You can try it out by running rails console in the container.

إعجاب واحد (1)

I get the same results as you did so the problem is not there. I’ll run an import with this mail alone and a new category to verify this is not a side effect of some kind.

Here is what I did, on an install of 2.5.4:

  • unmodified shared/standalone/import/settings.yml
  • removed shared/standalone/import/data/index.db from the previous import
  • changed the Message-ID: header
  • copy windows.txt into shared/standalone/import/data/windows4/windows.mbox
  • ./launcher enter import
  • ran the import with
root@forum:/var/www/discourse# import_mbox.sh 
The mbox import is starting...

Loading existing groups...
Loading existing users...
Loading existing categories...
Loading existing posts...
Loading existing topics...

creating index
indexing files in /shared/import/data/windows4
indexing /shared/import/data/windows4/windows.mbox

indexing replies and users

creating categories
        1 / 1 (100.0%)  [8121278 items/min]  
creating users
Skipping 1 already imported users

creating topics and posts
        1 / 1 (100.0%)  [219 items/min]  

Updating topic status

Updating bumped_at on topics

Updating last posted at on users

Updating last seen at on users

Updating first_post_created_at...

Updating user post_count...

Updating user topic_count...

Updating topic users

Updating post timings

Updating featured topic users

Updating featured topics in categories
        9 / 9 (100.0%)  [1562 items/min]  ]  
Resetting topic counters


Done (00h 00min 09sec)
  • Got the same result as above, which you can see here.
إعجاب واحد (1)

Could it be because Email::Receiver is not called in the same way by the importer ?

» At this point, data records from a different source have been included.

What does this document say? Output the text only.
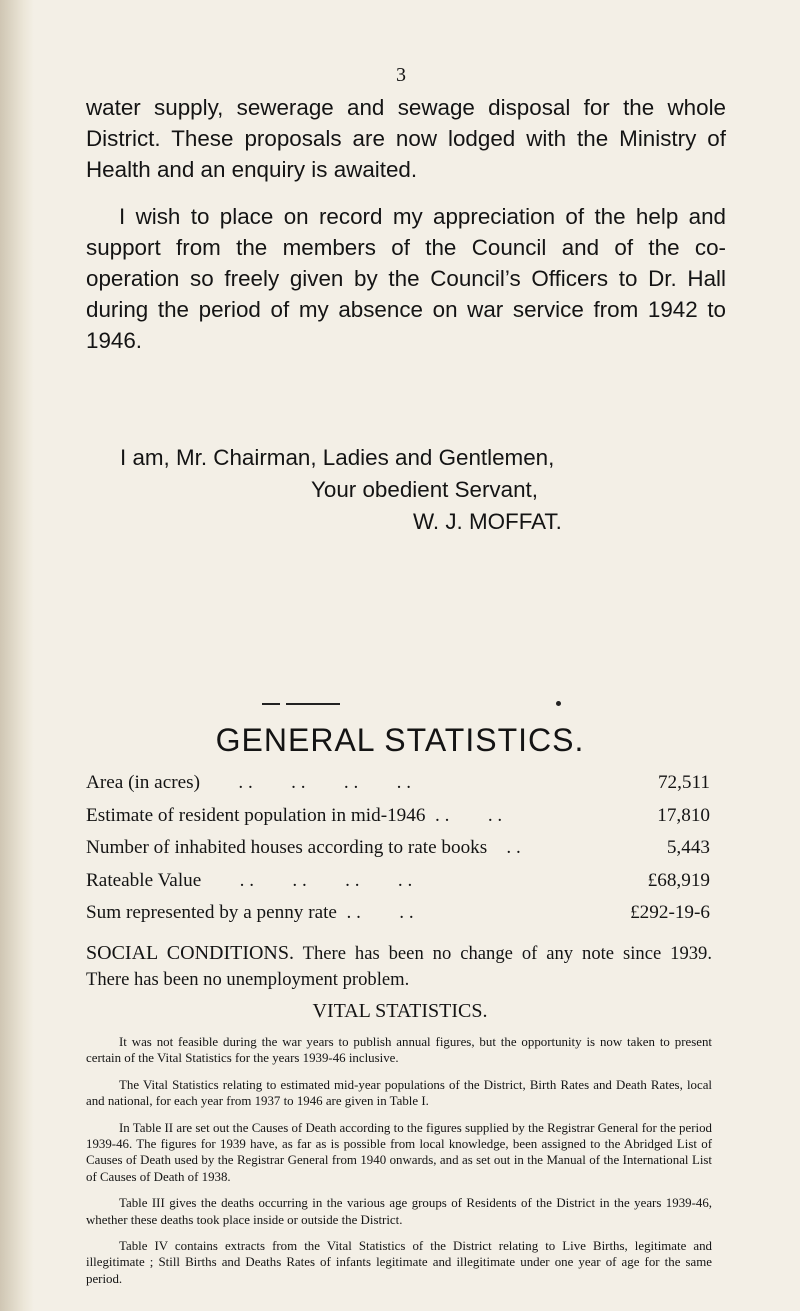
3

water supply, sewerage and sewage disposal for the whole District. These proposals are now lodged with the Ministry of Health and an enquiry is awaited.

I wish to place on record my appreciation of the help and support from the members of the Council and of the co-operation so freely given by the Council’s Officers to Dr. Hall during the period of my absence on war service from 1942 to 1946.

I am, Mr. Chairman, Ladies and Gentlemen,
Your obedient Servant,
W. J. MOFFAT.
GENERAL STATISTICS.
Area (in acres)        . .        . .        . .        . .	72,511
Estimate of resident population in mid-1946  . .        . .	17,810
Number of inhabited houses according to rate books    . .	5,443
Rateable Value        . .        . .        . .        . .	£68,919
Sum represented by a penny rate  . .        . .	£292-19-6

SOCIAL CONDITIONS. There has been no change of any note since 1939. There has been no unemployment problem.

VITAL STATISTICS.

It was not feasible during the war years to publish annual figures, but the opportunity is now taken to present certain of the Vital Statistics for the years 1939-46 inclusive.

The Vital Statistics relating to estimated mid-year populations of the District, Birth Rates and Death Rates, local and national, for each year from 1937 to 1946 are given in Table I.

In Table II are set out the Causes of Death according to the figures supplied by the Registrar General for the period 1939-46. The figures for 1939 have, as far as is possible from local knowledge, been assigned to the Abridged List of Causes of Death used by the Registrar General from 1940 onwards, and as set out in the Manual of the International List of Causes of Death of 1938.

Table III gives the deaths occurring in the various age groups of Residents of the District in the years 1939-46, whether these deaths took place inside or outside the District.

Table IV contains extracts from the Vital Statistics of the District relating to Live Births, legitimate and illegitimate ; Still Births and Deaths Rates of infants legitimate and illegitimate under one year of age for the same period.
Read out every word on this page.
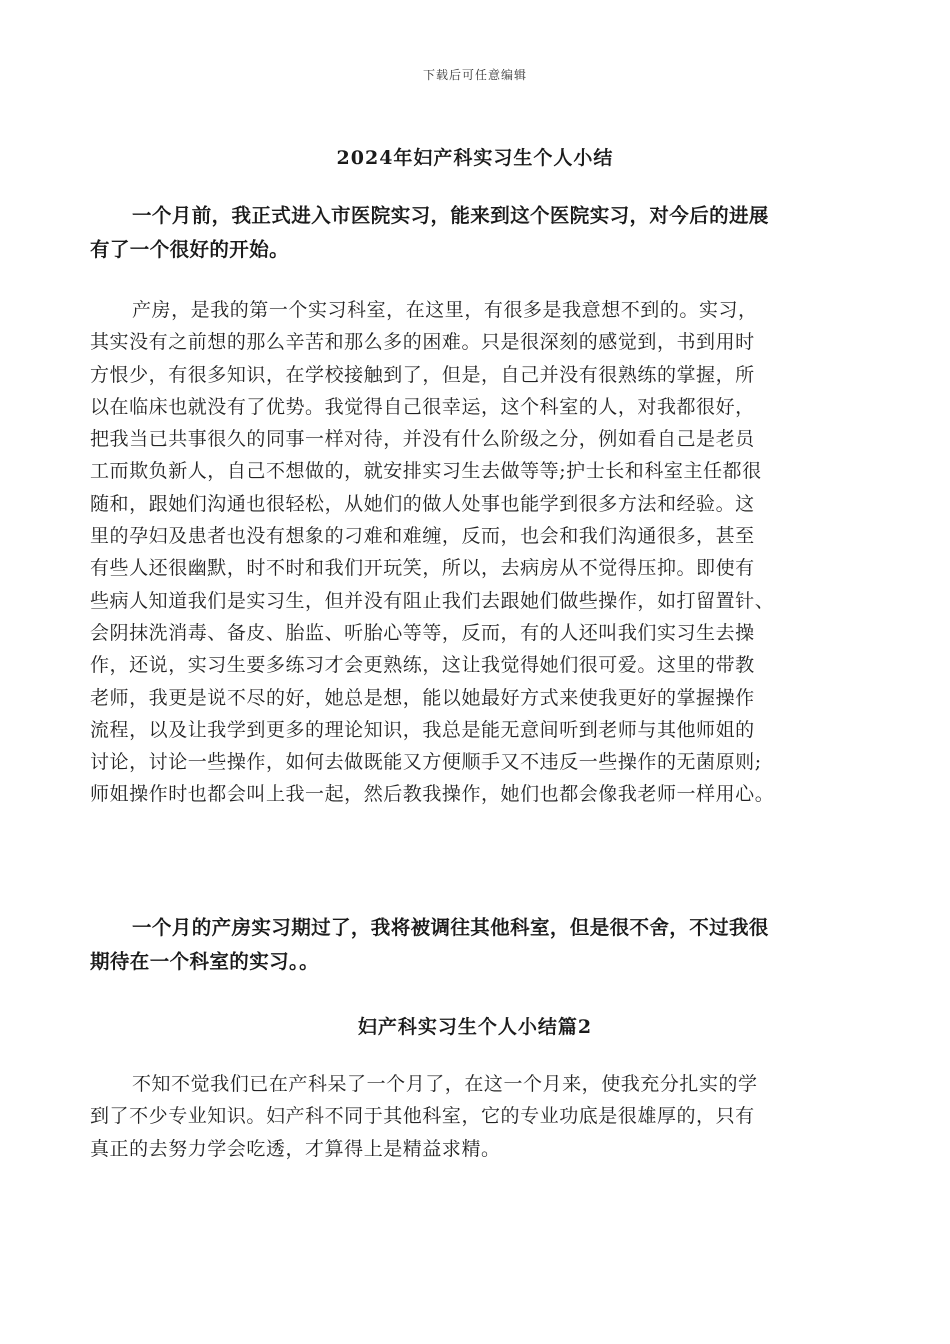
下载后可任意编辑
2024年妇产科实习生个人小结
一个月前，我正式进入市医院实习，能来到这个医院实习，对今后的进展
有了一个很好的开始。
产房，是我的第一个实习科室，在这里，有很多是我意想不到的。实习，
其实没有之前想的那么辛苦和那么多的困难。只是很深刻的感觉到，书到用时
方恨少，有很多知识，在学校接触到了，但是，自己并没有很熟练的掌握，所
以在临床也就没有了优势。我觉得自己很幸运，这个科室的人，对我都很好，
把我当已共事很久的同事一样对待，并没有什么阶级之分，例如看自己是老员
工而欺负新人，自己不想做的，就安排实习生去做等等;护士长和科室主任都很
随和，跟她们沟通也很轻松，从她们的做人处事也能学到很多方法和经验。这
里的孕妇及患者也没有想象的刁难和难缠，反而，也会和我们沟通很多，甚至
有些人还很幽默，时不时和我们开玩笑，所以，去病房从不觉得压抑。即使有
些病人知道我们是实习生，但并没有阻止我们去跟她们做些操作，如打留置针、
会阴抹洗消毒、备皮、胎监、听胎心等等，反而，有的人还叫我们实习生去操
作，还说，实习生要多练习才会更熟练，这让我觉得她们很可爱。这里的带教
老师，我更是说不尽的好，她总是想，能以她最好方式来使我更好的掌握操作
流程，以及让我学到更多的理论知识，我总是能无意间听到老师与其他师姐的
讨论，讨论一些操作，如何去做既能又方便顺手又不违反一些操作的无菌原则;
师姐操作时也都会叫上我一起，然后教我操作，她们也都会像我老师一样用心。
一个月的产房实习期过了，我将被调往其他科室，但是很不舍，不过我很
期待在一个科室的实习。。
妇产科实习生个人小结篇2
不知不觉我们已在产科呆了一个月了，在这一个月来，使我充分扎实的学
到了不少专业知识。妇产科不同于其他科室，它的专业功底是很雄厚的，只有
真正的去努力学会吃透，才算得上是精益求精。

Email::Receiver.new(row[‘raw_message’])

instead of

receiver = Email::Receiver.new(raw_email, convert_plaintext: true, skip_trimming: false);

Or the difference is in how the message is extracted from the mbox file: this is where the code path is different. The above raw_email = File.read("/tmp/windows.mbox") is different from splitting the file with regexps and maybe that’s where things go wrong.

And indeed, adding File.open('/tmp/message.txt', 'w') { |file| file.write(receiver.raw_email) } after this line produces the following file, which is different from the original file.

message.txt (3.7 KB)

When running from the rails console, receiver.raw_email is also different from the original file: it is correctly encoded as UTF-8.

Any idea where this incorrect modification happens ?

You may need to add a call to .force_encoding after reading the file to tell Ruby what encoding the email file has.

إعجاب واحد (1)

Sorry if this is a newbie question but I’m not familiar with the code base :slight_smile: Do you have a suggestion as to where such a change would be beneficial ?

After narrowing down where the undesirable transformation happens, it seems to be here:

https://github.com/discourse/discourse/blob/master/script/import_scripts/mbox/support/indexer.rb#L163-L165

line.scrub is responsible for transforming the content into something that’s different from the original. If removed, the regexp fails with:

...
         1: from /var/www/discourse/script/import_scripts/mbox/support/indexer.rb:174:in `block in each_mail'                                                                         
/var/www/discourse/script/import_scripts/mbox/support/indexer.rb:174:in `=~': invalid byte sequence in UTF-8 (ArgumentError)

Because it is not UTF-8, indeed :slight_smile:

Any idea how this should be resolved ? Maybe a first pass on the mail headers only looking for the charset ? There seems to be a :chicken: and :egg: problem here.

إعجاب واحد (1)

https://github.com/discourse/discourse/blob/master/script/import_scripts/mbox/support/indexer.rb#L163-L165

Replacing:


    line = line.scrub

    if line =~ @split_regex

with

    if line.scrub =~ @split_regex

seems to be working:

but I’m not sure if this is the right way to fix this.

3 إعجابات

Looks like a perfect way of fixing the problem.

3 إعجابات

This topic was automatically closed 30 days after the last reply. New replies are no longer allowed.